New research by automotive data experts hpi reveals the cost of motoring has leapt by more than 10% in the last year.
The study examines a range of factors from depreciation to fuel costs and repairs to calculate a total cost of ownership on some popular models.
Commenting on the trend Philip Nothard, consumer and retail specialist at hpi said: “The motorist is facing rising taxation and fuel costs due to a weak pound. There are still some great deals to be had on new and used vehicles due to the growing popularity of finance that allows payments to be spread over a fixed term.”
The figures show a cost per mile and are based on vehicles aged at three years and 30K miles, and include service and maintenance, fuel, depreciation from the cost new and road tax.
The experts say strong consumer demand has firmed up the values of used cars over the last 12 months to slow depreciation, which is the amount of money a vehicle loses over time.
The research looked at the cheapest vehicles to own in 2016 against 2017. It found the cost per mile for the Peugeot 108 increased from 24p to 27p. The Toyota Aygo jumped by over 15% from 24p to 28p over the same period.

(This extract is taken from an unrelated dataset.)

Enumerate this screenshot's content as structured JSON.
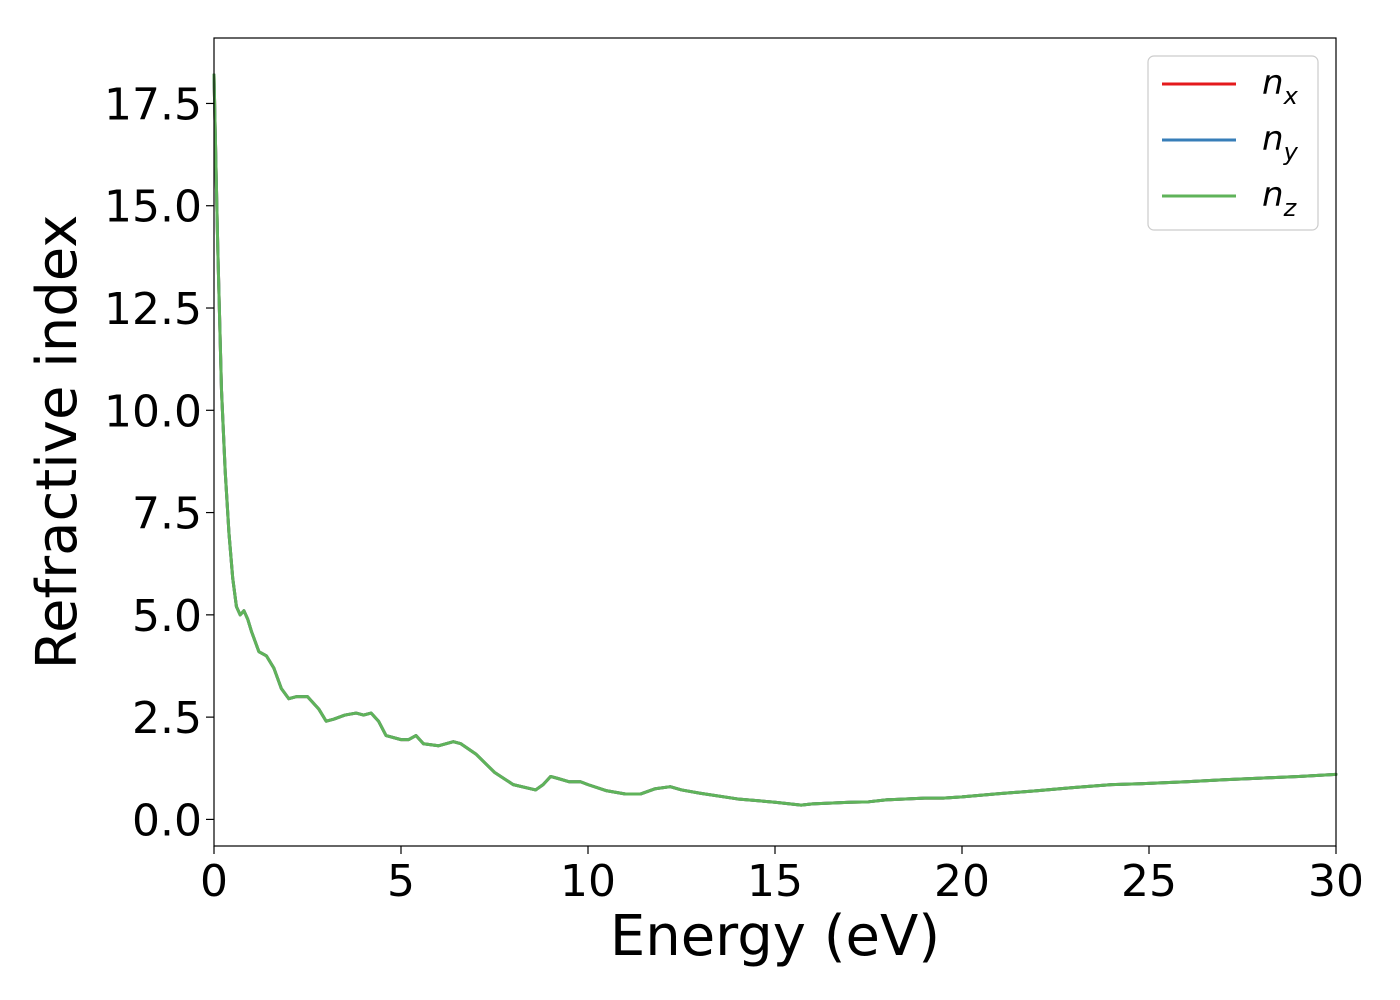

Nothard said: “Depreciation, the amount of money a car loses in value after you buy it, is the single biggest factor in the cost of owning a car. It usually outweighs the costs of fuel use, servicing, car tax and even insurance, even when added together. The drop in value varies between makes and models, and while depreciation is often quoted in percentage terms it can be more useful to think in cash values, which helps identify if a car is going to lose them more or less money than another.”
According to government data* unleaded fuel prices increased from 101.46p in March 2016 to 120p a litre in March 2017.